Para ela, retrocessos e tentativas correntes devem ser enfrentados da mesma forma. "Quando há retrocesso em qualquer área e setor, as pessoas com deficiência são igualmente atingidas, com a possibilidade de serem ainda mais afetadas por violações de direitos. Mesmo que repetitivo, até hoje a visibilidade da pessoa com deficiência é incerta, seja pela falta de acessibilidade, seja pelo questionamento do seu direito de existir plenamente em sociedade."
"Pode ser que a falta de união seja um entrave, pode ser que os mesmos favorecidos ainda não sejam os verdadeiros beneficiários dos direitos conquistados e desrespeitados, agora, é fundamental fortalecer o protagonismo e servir o movimento social em defesa de direitos, sem se servir dele", acrescenta a especialista.
Hipervulnerabilidade na pandemia
Em entrevista ao IBDFAM no ano passado, a advogada definiu 2019 como um tempo de retrocessos na luta pelas pessoas com deficiências. "Muito embora os retrocessos maiores tenham sido anunciados em 2019, seria falta de honestidade intelectual não informar que começaram a ser desenhados há alguns anos", avalia.
Em 2020, a vulnerabilidade foi acentuada diante da pandemia do Coronavírus. "A Covid-19 apresentou a realidade do lockdown permanente para toda uma população de pessoas hipervulneráveis pela condição. Na falta de acessibilidade, a pessoa deixa de existir e é apagado aos poucos e essa ainda é a realidade permanente de parcela da população. Quanto maior a invisibilidade, quanto menos informação e quanto menor a renda, maior a possibilidade de exclusão social."

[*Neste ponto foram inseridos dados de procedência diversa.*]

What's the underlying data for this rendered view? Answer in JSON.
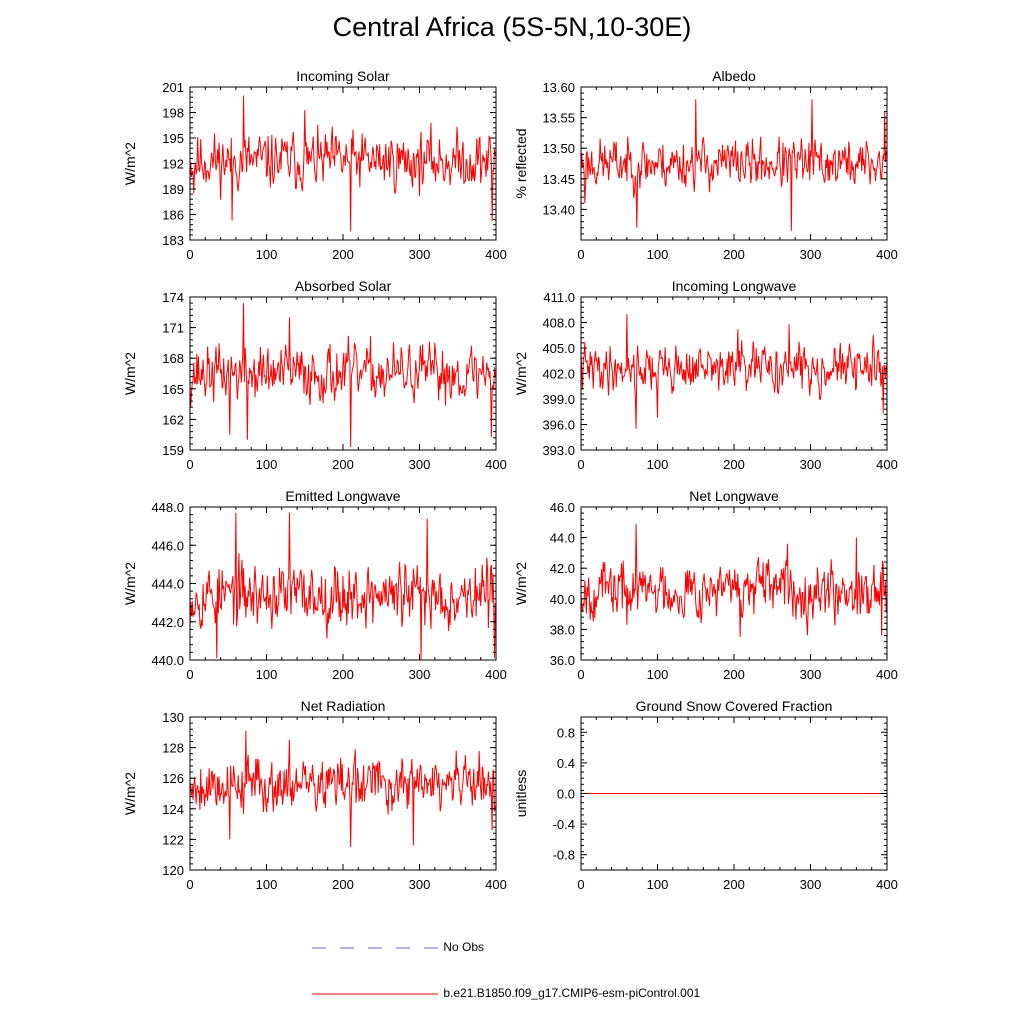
{
  "title": "Central Africa (5S-5N,10-30E)",
  "colors": {
    "series": "#ff0000",
    "obs": "#6a6ad8",
    "axis": "#000000"
  },
  "legend": {
    "obs_label": "No Obs",
    "model_label": "b.e21.B1850.f09_g17.CMIP6-esm-piControl.001"
  },
  "chart_data": [
    {
      "type": "line",
      "title": "Incoming Solar",
      "ylabel": "W/m^2",
      "xlim": [
        0,
        400
      ],
      "xticks": [
        0,
        100,
        200,
        300,
        400
      ],
      "ylim": [
        183,
        201
      ],
      "yticks": [
        183,
        186,
        189,
        192,
        195,
        198,
        201
      ],
      "ytick_labels": [
        "183",
        "186",
        "189",
        "192",
        "195",
        "198",
        "201"
      ],
      "series_name": "b.e21.B1850.f09_g17.CMIP6-esm-piControl.001",
      "n_points": 400,
      "mean": 192.3,
      "amplitude": 2.3,
      "spikes": [
        [
          70,
          200.0
        ],
        [
          210,
          184.0
        ],
        [
          55,
          185.3
        ],
        [
          395,
          185.2
        ],
        [
          150,
          198.3
        ],
        [
          5,
          188.5
        ]
      ],
      "seed": 11
    },
    {
      "type": "line",
      "title": "Albedo",
      "ylabel": "% reflected",
      "xlim": [
        0,
        400
      ],
      "xticks": [
        0,
        100,
        200,
        300,
        400
      ],
      "ylim": [
        13.35,
        13.6
      ],
      "yticks": [
        13.4,
        13.45,
        13.5,
        13.55,
        13.6
      ],
      "ytick_labels": [
        "13.40",
        "13.45",
        "13.50",
        "13.55",
        "13.60"
      ],
      "series_name": "b.e21.B1850.f09_g17.CMIP6-esm-piControl.001",
      "n_points": 400,
      "mean": 13.475,
      "amplitude": 0.028,
      "spikes": [
        [
          150,
          13.58
        ],
        [
          275,
          13.365
        ],
        [
          73,
          13.37
        ],
        [
          302,
          13.58
        ],
        [
          5,
          13.41
        ],
        [
          397,
          13.56
        ]
      ],
      "seed": 23
    },
    {
      "type": "line",
      "title": "Absorbed Solar",
      "ylabel": "W/m^2",
      "xlim": [
        0,
        400
      ],
      "xticks": [
        0,
        100,
        200,
        300,
        400
      ],
      "ylim": [
        159,
        174
      ],
      "yticks": [
        159,
        162,
        165,
        168,
        171,
        174
      ],
      "ytick_labels": [
        "159",
        "162",
        "165",
        "168",
        "171",
        "174"
      ],
      "series_name": "b.e21.B1850.f09_g17.CMIP6-esm-piControl.001",
      "n_points": 400,
      "mean": 166.5,
      "amplitude": 1.9,
      "spikes": [
        [
          70,
          173.4
        ],
        [
          210,
          159.3
        ],
        [
          52,
          160.5
        ],
        [
          394,
          160.3
        ],
        [
          130,
          172.0
        ],
        [
          75,
          160.0
        ]
      ],
      "seed": 37
    },
    {
      "type": "line",
      "title": "Incoming Longwave",
      "ylabel": "W/m^2",
      "xlim": [
        0,
        400
      ],
      "xticks": [
        0,
        100,
        200,
        300,
        400
      ],
      "ylim": [
        393,
        411
      ],
      "yticks": [
        393,
        396,
        399,
        402,
        405,
        408,
        411
      ],
      "ytick_labels": [
        "393.0",
        "396.0",
        "399.0",
        "402.0",
        "405.0",
        "408.0",
        "411.0"
      ],
      "series_name": "b.e21.B1850.f09_g17.CMIP6-esm-piControl.001",
      "n_points": 400,
      "mean": 402.6,
      "amplitude": 1.9,
      "spikes": [
        [
          60,
          409.0
        ],
        [
          72,
          395.5
        ],
        [
          100,
          396.8
        ],
        [
          395,
          397.3
        ],
        [
          272,
          407.8
        ],
        [
          205,
          407.2
        ]
      ],
      "seed": 41
    },
    {
      "type": "line",
      "title": "Emitted Longwave",
      "ylabel": "W/m^2",
      "xlim": [
        0,
        400
      ],
      "xticks": [
        0,
        100,
        200,
        300,
        400
      ],
      "ylim": [
        440,
        448
      ],
      "yticks": [
        440,
        442,
        444,
        446,
        448
      ],
      "ytick_labels": [
        "440.0",
        "442.0",
        "444.0",
        "446.0",
        "448.0"
      ],
      "series_name": "b.e21.B1850.f09_g17.CMIP6-esm-piControl.001",
      "n_points": 400,
      "mean": 443.4,
      "amplitude": 1.15,
      "spikes": [
        [
          60,
          447.7
        ],
        [
          130,
          447.7
        ],
        [
          302,
          440.0
        ],
        [
          398,
          440.1
        ],
        [
          310,
          447.4
        ],
        [
          35,
          440.1
        ]
      ],
      "seed": 53
    },
    {
      "type": "line",
      "title": "Net Longwave",
      "ylabel": "W/m^2",
      "xlim": [
        0,
        400
      ],
      "xticks": [
        0,
        100,
        200,
        300,
        400
      ],
      "ylim": [
        36,
        46
      ],
      "yticks": [
        36,
        38,
        40,
        42,
        44,
        46
      ],
      "ytick_labels": [
        "36.0",
        "38.0",
        "40.0",
        "42.0",
        "44.0",
        "46.0"
      ],
      "series_name": "b.e21.B1850.f09_g17.CMIP6-esm-piControl.001",
      "n_points": 400,
      "mean": 40.6,
      "amplitude": 1.25,
      "spikes": [
        [
          72,
          44.9
        ],
        [
          208,
          37.5
        ],
        [
          393,
          37.6
        ],
        [
          360,
          44.0
        ],
        [
          60,
          38.3
        ],
        [
          270,
          43.6
        ]
      ],
      "seed": 67
    },
    {
      "type": "line",
      "title": "Net Radiation",
      "ylabel": "W/m^2",
      "xlim": [
        0,
        400
      ],
      "xticks": [
        0,
        100,
        200,
        300,
        400
      ],
      "ylim": [
        120,
        130
      ],
      "yticks": [
        120,
        122,
        124,
        126,
        128,
        130
      ],
      "ytick_labels": [
        "120",
        "122",
        "124",
        "126",
        "128",
        "130"
      ],
      "series_name": "b.e21.B1850.f09_g17.CMIP6-esm-piControl.001",
      "n_points": 400,
      "mean": 125.6,
      "amplitude": 1.25,
      "spikes": [
        [
          73,
          129.1
        ],
        [
          210,
          121.5
        ],
        [
          292,
          121.6
        ],
        [
          52,
          122.0
        ],
        [
          395,
          122.6
        ],
        [
          130,
          128.5
        ]
      ],
      "seed": 79
    },
    {
      "type": "line",
      "title": "Ground Snow Covered Fraction",
      "ylabel": "unitless",
      "xlim": [
        0,
        400
      ],
      "xticks": [
        0,
        100,
        200,
        300,
        400
      ],
      "ylim": [
        -1.0,
        1.0
      ],
      "yticks": [
        -0.8,
        -0.4,
        0.0,
        0.4,
        0.8
      ],
      "ytick_labels": [
        "-0.8",
        "-0.4",
        "0.0",
        "0.4",
        "0.8"
      ],
      "series_name": "b.e21.B1850.f09_g17.CMIP6-esm-piControl.001",
      "n_points": 400,
      "mean": 0.0,
      "amplitude": 0.0,
      "spikes": [],
      "seed": 1
    }
  ]
}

Neste contexto, o convite é para a reflexão e enfrentamento. "Se o corpo da pessoa com deficiência incomoda, se sua presença causa estranhamento ou se a ausência não diz nada, ou mesmo se a falta de acessibilidade é recebida com naturalidade, cabe reflexão maior. Cabe refletir sobre violência intrafamiliar subnotificada, sobre falta de acessibilidade em cursos de graduação e mestrado, sobre como se percebe a pessoa com deficiência na sociedade."

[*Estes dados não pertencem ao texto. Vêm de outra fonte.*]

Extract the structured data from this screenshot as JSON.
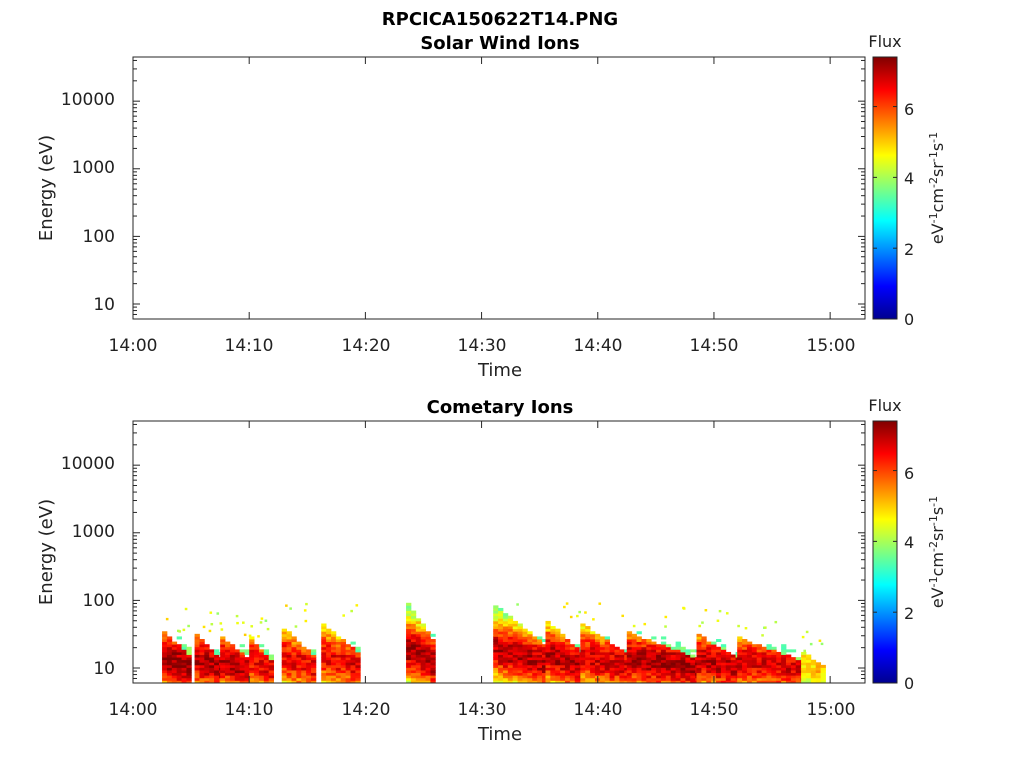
{
  "title": "RPCICA150622T14.PNG",
  "colorbar": {
    "title": "Flux",
    "units": [
      "eV",
      "-1",
      "cm",
      "-2",
      "sr",
      "-1",
      "s",
      "-1"
    ],
    "range": [
      0,
      7.4
    ],
    "ticks": [
      0,
      2,
      4,
      6
    ],
    "ticks_text": [
      "0",
      "2",
      "4",
      "6"
    ],
    "colormap": "jet"
  },
  "chart_data": [
    {
      "type": "heatmap",
      "title": "Solar Wind Ions",
      "xlabel": "Time",
      "ylabel": "Energy (eV)",
      "xticks": [
        "14:00",
        "14:10",
        "14:20",
        "14:30",
        "14:40",
        "14:50",
        "15:00"
      ],
      "xlim_minutes": [
        0,
        63
      ],
      "yscale": "log",
      "ylim": [
        6,
        45000
      ],
      "yticks": [
        10,
        100,
        1000,
        10000
      ],
      "yticks_text": [
        "10",
        "100",
        "1000",
        "10000"
      ],
      "bursts": []
    },
    {
      "type": "heatmap",
      "title": "Cometary Ions",
      "xlabel": "Time",
      "ylabel": "Energy (eV)",
      "xticks": [
        "14:00",
        "14:10",
        "14:20",
        "14:30",
        "14:40",
        "14:50",
        "15:00"
      ],
      "xlim_minutes": [
        0,
        63
      ],
      "yscale": "log",
      "ylim": [
        6,
        45000
      ],
      "yticks": [
        10,
        100,
        1000,
        10000
      ],
      "yticks_text": [
        "10",
        "100",
        "1000",
        "10000"
      ],
      "bursts": [
        {
          "start_min": 2.5,
          "end_min": 5.0,
          "peak_energy_ev": 30,
          "max_flux": 7.2
        },
        {
          "start_min": 5.3,
          "end_min": 7.5,
          "peak_energy_ev": 28,
          "max_flux": 7.0
        },
        {
          "start_min": 7.5,
          "end_min": 10.0,
          "peak_energy_ev": 25,
          "max_flux": 7.0
        },
        {
          "start_min": 10.0,
          "end_min": 11.8,
          "peak_energy_ev": 25,
          "max_flux": 6.6
        },
        {
          "start_min": 12.8,
          "end_min": 15.5,
          "peak_energy_ev": 35,
          "max_flux": 6.6
        },
        {
          "start_min": 16.2,
          "end_min": 19.5,
          "peak_energy_ev": 40,
          "max_flux": 6.6
        },
        {
          "start_min": 23.5,
          "end_min": 26.0,
          "peak_energy_ev": 80,
          "max_flux": 7.2
        },
        {
          "start_min": 31.0,
          "end_min": 35.5,
          "peak_energy_ev": 75,
          "max_flux": 7.0
        },
        {
          "start_min": 35.5,
          "end_min": 38.5,
          "peak_energy_ev": 45,
          "max_flux": 7.0
        },
        {
          "start_min": 38.5,
          "end_min": 42.5,
          "peak_energy_ev": 40,
          "max_flux": 6.8
        },
        {
          "start_min": 42.5,
          "end_min": 48.5,
          "peak_energy_ev": 30,
          "max_flux": 7.1
        },
        {
          "start_min": 48.5,
          "end_min": 52.0,
          "peak_energy_ev": 28,
          "max_flux": 6.9
        },
        {
          "start_min": 52.0,
          "end_min": 57.5,
          "peak_energy_ev": 25,
          "max_flux": 6.7
        },
        {
          "start_min": 57.5,
          "end_min": 59.5,
          "peak_energy_ev": 15,
          "max_flux": 5.0
        }
      ]
    }
  ]
}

Há a necessidade de auto-inclusão social, segundo Claudia. "As pessoas com deficiência existem, protagonizam cada vez mais e, não fosse pelas barreiras sociais, teríamos maior participação. Todos somos responsáveis por derrubar barreiras e apresentar soluções que promovam a participação igualitária em todos os espaços e setores."

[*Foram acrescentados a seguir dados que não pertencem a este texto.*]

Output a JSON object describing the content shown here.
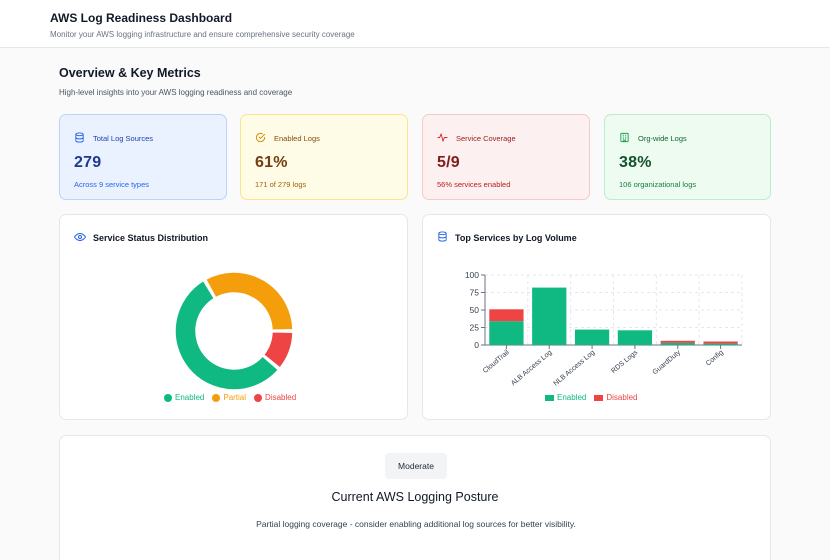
{
  "header": {
    "title": "AWS Log Readiness Dashboard",
    "subtitle": "Monitor your AWS logging infrastructure and ensure comprehensive security coverage"
  },
  "overview": {
    "title": "Overview & Key Metrics",
    "subtitle": "High-level insights into your AWS logging readiness and coverage"
  },
  "metrics": [
    {
      "label": "Total Log Sources",
      "value": "279",
      "detail": "Across 9 service types",
      "icon": "database-icon"
    },
    {
      "label": "Enabled Logs",
      "value": "61%",
      "detail": "171 of 279 logs",
      "icon": "check-circle-icon"
    },
    {
      "label": "Service Coverage",
      "value": "5/9",
      "detail": "56% services enabled",
      "icon": "activity-icon"
    },
    {
      "label": "Org-wide Logs",
      "value": "38%",
      "detail": "106 organizational logs",
      "icon": "building-icon"
    }
  ],
  "colors": {
    "enabled": "#10b981",
    "partial": "#f59e0b",
    "disabled": "#ef4444"
  },
  "chart_data": [
    {
      "type": "pie",
      "title": "Service Status Distribution",
      "categories": [
        "Enabled",
        "Partial",
        "Disabled"
      ],
      "values": [
        5,
        3,
        1
      ],
      "legend": "bottom"
    },
    {
      "type": "bar",
      "stacked": true,
      "title": "Top Services by Log Volume",
      "categories": [
        "CloudTrail",
        "ALB Access Log",
        "NLB Access Log",
        "RDS Logs",
        "GuardDuty",
        "Config"
      ],
      "series": [
        {
          "name": "Enabled",
          "values": [
            34,
            82,
            22,
            21,
            3,
            2
          ]
        },
        {
          "name": "Disabled",
          "values": [
            17,
            0,
            0,
            0,
            3,
            3
          ]
        }
      ],
      "yticks": [
        "0",
        "25",
        "50",
        "75",
        "100"
      ],
      "ylim": [
        0,
        100
      ],
      "grid": true,
      "legend": "bottom"
    }
  ],
  "posture": {
    "badge": "Moderate",
    "title": "Current AWS Logging Posture",
    "description": "Partial logging coverage - consider enabling additional log sources for better visibility."
  }
}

"Neste 3 de dezembro, o convite é para o respeito à ciência, enfrentamento proativo dos desafios e barreiras interpostas, efetivação dos direitos e garantias constitucionais e celebração da vida de pessoas com e sem deficiência. Que as tensões sociais sirvam para fortalecer a vida e a existência intensa, que as violações de direitos percam a eficácia nos tribunais, se preciso for. Que a vida triunfe e a justiça sobreviva, se fortaleça e prevaleça", conclui Claudia Grabois.